Dave Kapler
(CLICK IMAGE FOR LARGER VERSION) |
Sept. 2-Oct. 19, $10-$70, Walnut Street Theatre, 825 Walnut St., 215-574-3550, walnutstreettheatre.org
Richard Rodgers and Oscar Hammerstein II wrote only one movie musical — but after the phenomenal success of Oklahoma!, South Pacific and The King and I, staging the beloved State Fair was inevitable.

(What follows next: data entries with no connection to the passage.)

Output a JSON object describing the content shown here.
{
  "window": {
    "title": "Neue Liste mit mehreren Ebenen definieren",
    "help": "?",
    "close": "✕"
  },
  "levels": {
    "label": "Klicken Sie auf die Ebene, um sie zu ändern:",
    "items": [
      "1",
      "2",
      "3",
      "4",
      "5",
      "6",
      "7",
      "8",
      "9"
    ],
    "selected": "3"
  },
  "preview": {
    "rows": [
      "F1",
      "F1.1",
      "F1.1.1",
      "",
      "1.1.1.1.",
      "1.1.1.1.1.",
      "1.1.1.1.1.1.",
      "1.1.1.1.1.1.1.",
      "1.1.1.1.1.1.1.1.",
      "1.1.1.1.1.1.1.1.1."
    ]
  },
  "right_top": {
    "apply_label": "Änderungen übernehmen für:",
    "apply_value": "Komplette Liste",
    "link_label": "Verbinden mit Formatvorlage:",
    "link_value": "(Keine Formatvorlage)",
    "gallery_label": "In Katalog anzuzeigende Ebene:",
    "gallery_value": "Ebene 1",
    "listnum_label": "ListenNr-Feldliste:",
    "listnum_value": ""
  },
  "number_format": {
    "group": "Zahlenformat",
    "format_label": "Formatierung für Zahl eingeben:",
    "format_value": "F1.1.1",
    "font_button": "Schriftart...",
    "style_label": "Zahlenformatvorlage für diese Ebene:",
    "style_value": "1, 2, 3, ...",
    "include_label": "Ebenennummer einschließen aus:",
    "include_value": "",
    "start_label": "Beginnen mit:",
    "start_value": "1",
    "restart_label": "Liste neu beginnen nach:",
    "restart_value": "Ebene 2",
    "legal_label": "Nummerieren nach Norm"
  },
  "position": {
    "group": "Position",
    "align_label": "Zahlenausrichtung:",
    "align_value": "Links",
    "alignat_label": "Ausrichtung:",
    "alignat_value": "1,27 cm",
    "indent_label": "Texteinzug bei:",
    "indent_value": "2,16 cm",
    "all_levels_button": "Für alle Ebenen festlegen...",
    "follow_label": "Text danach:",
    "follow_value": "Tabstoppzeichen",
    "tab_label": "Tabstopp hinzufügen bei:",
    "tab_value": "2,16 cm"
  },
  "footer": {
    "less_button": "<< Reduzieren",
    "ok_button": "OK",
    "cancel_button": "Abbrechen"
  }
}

It took a damn long time, though: Fifty-one years after their 1945 film (based on Phil Stong's novel, made into the 1933 Academy Award-winning film) and 34 years after the 1962 remake, State Fair finally reached Broadway in 1996. Louis Mattioli and Tom Briggs expanded on the film's score with unused Rodgers & Hammerstein songs written for other shows, earning the composers a Tony Award for Best Original Score.
Now State Fair opens the Walnut Street Theatre's season, the building's 200th continuous year of operation, with Barrymore Award-winning director Bruce Lumpkin leading Broadway veterans Mark Jacoby and Dee Hoty as Abel and Melissa Frake, who leave their Iowa farm for three days at the — you guessed it. They want blue ribbons, but their three kids are ripe for romance. Small-town America never looked (or sounded) so innocent and inviting — it charmed beleaguered audiences during the Great Depression and after World War II; during George II's last days and the omnipresent presidential campaign, we, too, deserve to escape to State Fair.